I also had the opportunity this week to visit Samuel J. Green Charter School, the home of The Edible Schoolyard New Orleans. ESY NOLA’s website explains that:
based on the original Edible Schoolyard founded in Berkeley, California by chef and food education activist Alice Waters, ESY NOLA provides students with engaging hands-on learning experiences through weekly gardening and cooking classes and school-based seasonal events that promote the food traditions of New Orleans. Students in grades K-8 participate in lessons that reinforce classroom coursework and core subjects (science, social studies, language, and math). At the Edible Schoolyard, the garden and kitchen are interactive venues where textbook lessons come to life.
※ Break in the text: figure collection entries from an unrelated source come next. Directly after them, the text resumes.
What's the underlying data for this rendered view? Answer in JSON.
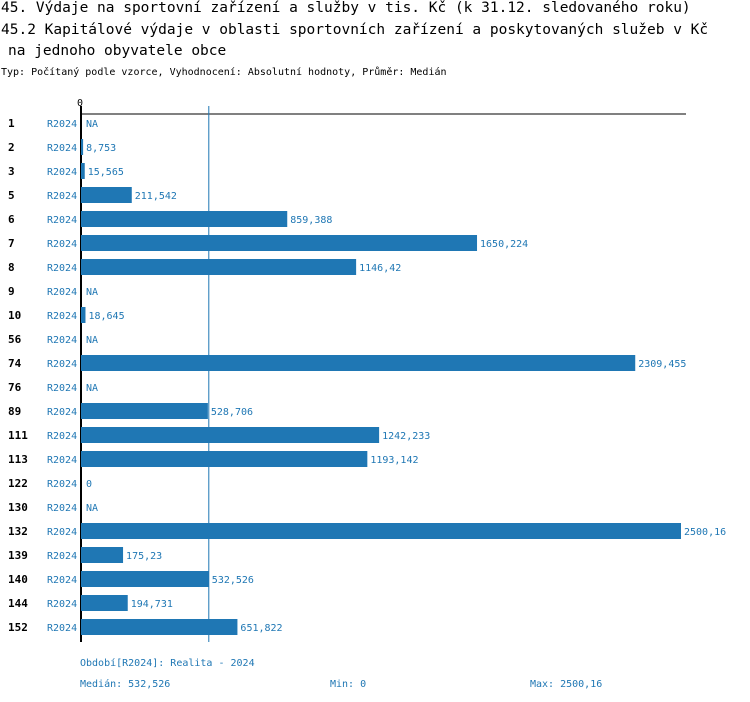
{
  "chart_data": {
    "type": "bar",
    "orientation": "horizontal",
    "title": "45. Výdaje na sportovní zařízení a služby v tis. Kč (k 31.12. sledovaného roku)",
    "subtitle_line1": "45.2 Kapitálové výdaje v oblasti sportovních zařízení a poskytovaných služeb v Kč",
    "subtitle_line2": "na jednoho obyvatele obce",
    "type_line": "Typ: Počítaný podle vzorce, Vyhodnocení: Absolutní hodnoty, Průměr: Medián",
    "x_tick_label": "0",
    "xlim": [
      0,
      2500.16
    ],
    "median_value": 532.526,
    "series_name": "R2024",
    "categories": [
      "1",
      "2",
      "3",
      "5",
      "6",
      "7",
      "8",
      "9",
      "10",
      "56",
      "74",
      "76",
      "89",
      "111",
      "113",
      "122",
      "130",
      "132",
      "139",
      "140",
      "144",
      "152"
    ],
    "values": [
      null,
      8.753,
      15.565,
      211.542,
      859.388,
      1650.224,
      1146.42,
      null,
      18.645,
      null,
      2309.455,
      null,
      528.706,
      1242.233,
      1193.142,
      0,
      null,
      2500.16,
      175.23,
      532.526,
      194.731,
      651.822
    ],
    "value_labels": [
      "NA",
      "8,753",
      "15,565",
      "211,542",
      "859,388",
      "1650,224",
      "1146,42",
      "NA",
      "18,645",
      "NA",
      "2309,455",
      "NA",
      "528,706",
      "1242,233",
      "1193,142",
      "0",
      "NA",
      "2500,16",
      "175,23",
      "532,526",
      "194,731",
      "651,822"
    ],
    "bar_color": "#1f77b4"
  },
  "footer": {
    "period": "Období[R2024]: Realita - 2024",
    "median": "Medián: 532,526",
    "min": "Min: 0",
    "max": "Max: 2500,16"
  }
}
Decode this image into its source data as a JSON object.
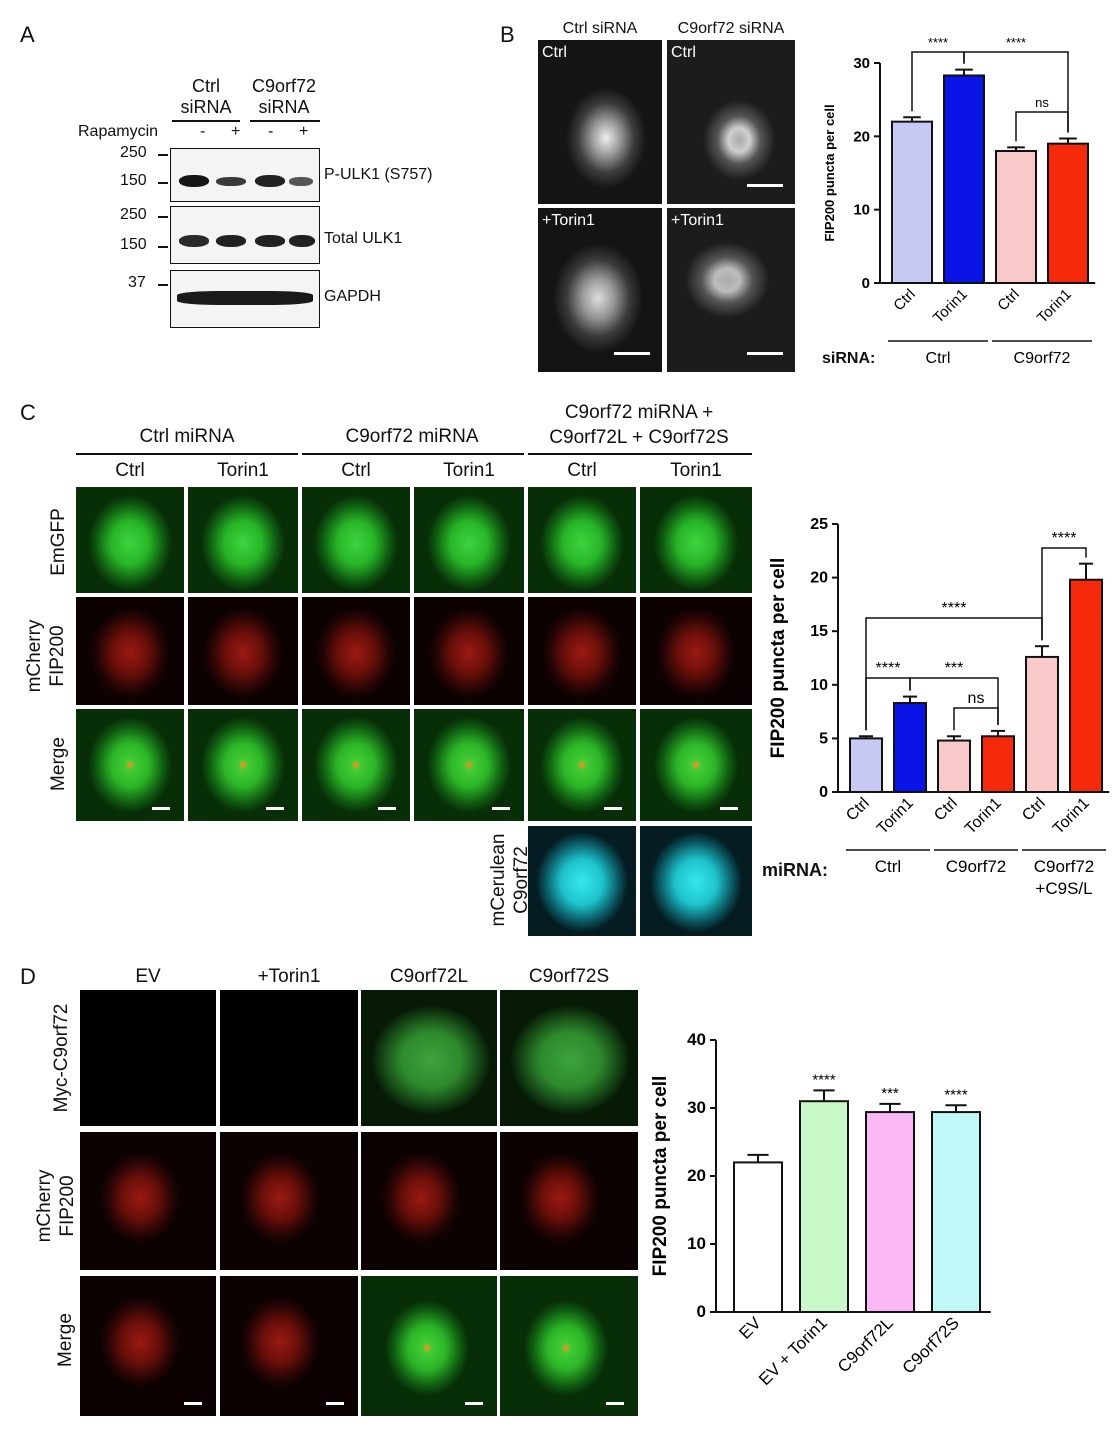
{
  "panels": {
    "a": "A",
    "b": "B",
    "c": "C",
    "d": "D"
  },
  "panel_a": {
    "ctrl_sirna": [
      "Ctrl",
      "siRNA"
    ],
    "c9_sirna": [
      "C9orf72",
      "siRNA"
    ],
    "rapamycin": "Rapamycin",
    "minus": "-",
    "plus": "+",
    "mw": {
      "a1": "250",
      "a2": "150",
      "b1": "250",
      "b2": "150",
      "c1": "37"
    },
    "blots": [
      "P-ULK1 (S757)",
      "Total ULK1",
      "GAPDH"
    ]
  },
  "panel_b": {
    "col_headers": [
      "Ctrl siRNA",
      "C9orf72 siRNA"
    ],
    "tile_labels": [
      "Ctrl",
      "Ctrl",
      "+Torin1",
      "+Torin1"
    ],
    "siRNA_label": "siRNA:"
  },
  "panel_c": {
    "group_headers": [
      "Ctrl miRNA",
      "C9orf72 miRNA",
      "C9orf72 miRNA +",
      "C9orf72L + C9orf72S"
    ],
    "col_headers": [
      "Ctrl",
      "Torin1",
      "Ctrl",
      "Torin1",
      "Ctrl",
      "Torin1"
    ],
    "row_labels": {
      "r1": "EmGFP",
      "r2a": "mCherry",
      "r2b": "FIP200",
      "r3": "Merge",
      "r4a": "mCerulean",
      "r4b": "C9orf72"
    },
    "miRNA_label": "miRNA:"
  },
  "panel_d": {
    "col_headers": [
      "EV",
      "+Torin1",
      "C9orf72L",
      "C9orf72S"
    ],
    "row_labels": {
      "r1": "Myc-C9orf72",
      "r2a": "mCherry",
      "r2b": "FIP200",
      "r3": "Merge"
    }
  },
  "colors": {
    "lavender": "#c8c8f4",
    "blue": "#0a14e6",
    "pink": "#f9c9c9",
    "red": "#f52a0a",
    "mint": "#c8f8c8",
    "magenta": "#f9b8f4",
    "cyan": "#c0f8f8",
    "white": "#ffffff"
  },
  "chart_data": [
    {
      "type": "bar",
      "ylabel": "FIP200 puncta per cell",
      "ylim": [
        0,
        30
      ],
      "yticks": [
        0,
        10,
        20,
        30
      ],
      "categories": [
        "Ctrl",
        "Torin1",
        "Ctrl",
        "Torin1"
      ],
      "groups": [
        {
          "label": "Ctrl",
          "span": [
            0,
            1
          ]
        },
        {
          "label": "C9orf72",
          "span": [
            2,
            3
          ]
        }
      ],
      "values": [
        22.0,
        28.3,
        18.0,
        19.0
      ],
      "errors": [
        0.6,
        0.8,
        0.5,
        0.7
      ],
      "colors": [
        "#c8c8f4",
        "#0a14e6",
        "#f9c9c9",
        "#f52a0a"
      ],
      "annotations": [
        {
          "text": "****",
          "from": 0,
          "to": 1
        },
        {
          "text": "****",
          "from": 1,
          "to": 3
        },
        {
          "text": "ns",
          "from": 2,
          "to": 3
        }
      ]
    },
    {
      "type": "bar",
      "ylabel": "FIP200 puncta per cell",
      "ylim": [
        0,
        25
      ],
      "yticks": [
        0,
        5,
        10,
        15,
        20,
        25
      ],
      "categories": [
        "Ctrl",
        "Torin1",
        "Ctrl",
        "Torin1",
        "Ctrl",
        "Torin1"
      ],
      "groups": [
        {
          "label": "Ctrl",
          "span": [
            0,
            1
          ]
        },
        {
          "label": "C9orf72",
          "span": [
            2,
            3
          ]
        },
        {
          "label": "C9orf72",
          "label2": "+C9S/L",
          "span": [
            4,
            5
          ]
        }
      ],
      "values": [
        5.0,
        8.3,
        4.8,
        5.2,
        12.6,
        19.8
      ],
      "errors": [
        0.2,
        0.6,
        0.4,
        0.5,
        1.0,
        1.5
      ],
      "colors": [
        "#c8c8f4",
        "#0a14e6",
        "#f9c9c9",
        "#f52a0a",
        "#f9c9c9",
        "#f52a0a"
      ],
      "annotations": [
        {
          "text": "****",
          "from": 0,
          "to": 1
        },
        {
          "text": "***",
          "from": 1,
          "to": 3
        },
        {
          "text": "ns",
          "from": 2,
          "to": 3
        },
        {
          "text": "****",
          "from": 0,
          "to": 4
        },
        {
          "text": "****",
          "from": 4,
          "to": 5
        }
      ]
    },
    {
      "type": "bar",
      "ylabel": "FIP200 puncta per cell",
      "ylim": [
        0,
        40
      ],
      "yticks": [
        0,
        10,
        20,
        30,
        40
      ],
      "categories": [
        "EV",
        "EV + Torin1",
        "C9orf72L",
        "C9orf72S"
      ],
      "values": [
        22.0,
        31.0,
        29.4,
        29.4
      ],
      "errors": [
        1.1,
        1.6,
        1.2,
        1.0
      ],
      "colors": [
        "#ffffff",
        "#c8f8c8",
        "#f9b8f4",
        "#c0f8f8"
      ],
      "annotations": [
        {
          "text": "",
          "bar": 0
        },
        {
          "text": "****",
          "bar": 1
        },
        {
          "text": "***",
          "bar": 2
        },
        {
          "text": "****",
          "bar": 3
        }
      ]
    }
  ]
}
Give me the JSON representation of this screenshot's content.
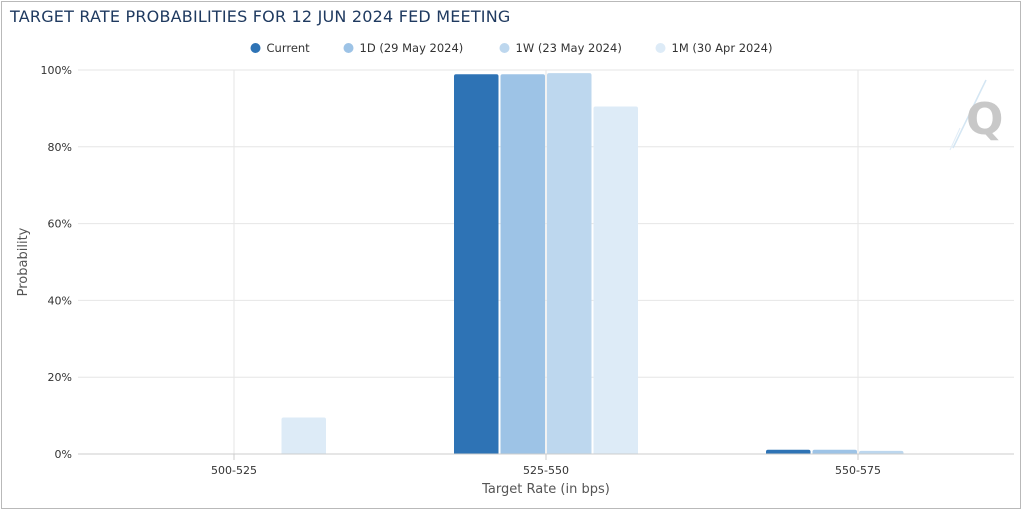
{
  "chart_data": {
    "type": "bar",
    "title": "TARGET RATE PROBABILITIES FOR 12 JUN 2024 FED MEETING",
    "xlabel": "Target Rate (in bps)",
    "ylabel": "Probability",
    "categories": [
      "500-525",
      "525-550",
      "550-575"
    ],
    "ylim": [
      0,
      100
    ],
    "yticks": [
      0,
      20,
      40,
      60,
      80,
      100
    ],
    "ytick_labels": [
      "0%",
      "20%",
      "40%",
      "60%",
      "80%",
      "100%"
    ],
    "grid": true,
    "legend_position": "top-center",
    "series": [
      {
        "name": "Current",
        "color": "#2e73b5",
        "values": [
          0,
          98.9,
          1.1
        ]
      },
      {
        "name": "1D (29 May 2024)",
        "color": "#9dc3e6",
        "values": [
          0,
          98.9,
          1.1
        ]
      },
      {
        "name": "1W (23 May 2024)",
        "color": "#bdd7ee",
        "values": [
          0,
          99.2,
          0.8
        ]
      },
      {
        "name": "1M (30 Apr 2024)",
        "color": "#ddebf7",
        "values": [
          9.5,
          90.5,
          0
        ]
      }
    ]
  }
}
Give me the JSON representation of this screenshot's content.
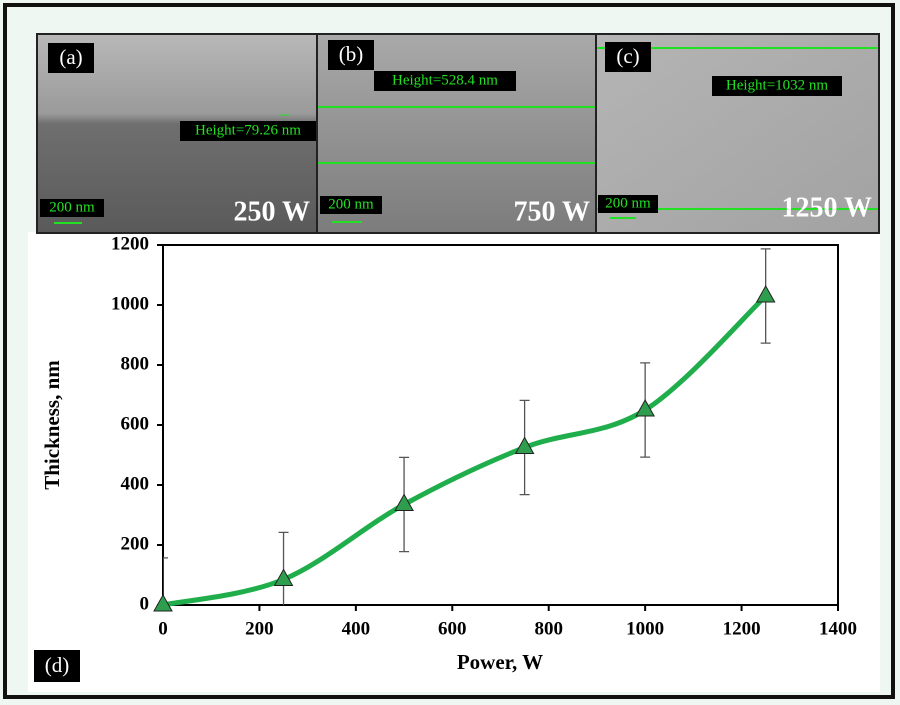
{
  "panels": [
    {
      "label": "(a)",
      "height": "Height=79.26 nm",
      "scale": "200 nm",
      "power": "250 W"
    },
    {
      "label": "(b)",
      "height": "Height=528.4 nm",
      "scale": "200 nm",
      "power": "750 W"
    },
    {
      "label": "(c)",
      "height": "Height=1032 nm",
      "scale": "200 nm",
      "power": "1250 W"
    }
  ],
  "chart_data": {
    "type": "line",
    "panel_label": "(d)",
    "x_label": "Power, W",
    "y_label": "Thickness, nm",
    "x": [
      0,
      250,
      500,
      750,
      1000,
      1250
    ],
    "series": [
      {
        "color": "#1fae4b",
        "marker_color": "#2e9e4e",
        "values": [
          0,
          85,
          335,
          525,
          650,
          1030
        ],
        "errors": [
          157,
          157,
          157,
          157,
          157,
          157
        ]
      }
    ],
    "xlim": [
      0,
      1400
    ],
    "xticks": [
      0,
      200,
      400,
      600,
      800,
      1000,
      1200,
      1400
    ],
    "ylim": [
      0,
      1200
    ],
    "yticks": [
      0,
      200,
      400,
      600,
      800,
      1000,
      1200
    ]
  }
}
Through these experiences, students become stewards or our land and natural resources, and discover that teamwork yields genuine benefits in the garden, kitchen, and in life.
The work of teaching the connections between growing food, cooking fresh food, and preserving cultural food traditions is important everywhere, but couldn’t be more critical in this city where most residents do not have access to supermarkets, and where, since Katrina, and now the BP disaster, residents are justifiably worried about the quality of their air, water, and soil.
The garden at Samuel Green.
The lush demonstration garden at Samuel J. Green is planted in sunflowers, eggplant, garlic, canteloupe, basil, perennials, zinnias, strawberries, and okra, among many other crops. The harvest is used in the Edible Kitchen, where Chef April Neujean teaches students how to prepare culturally appropriate, nutritional dishes from the yield. April was also recently chosen to help Michelle Obama design the “Chefs Move to Schools” initiative. The Edible Schoolyard New Orleans is one example of how this resilient and beautiful city is empowering itself towards food security in the face of uncertainty, and serves as a model for other communities to do the same.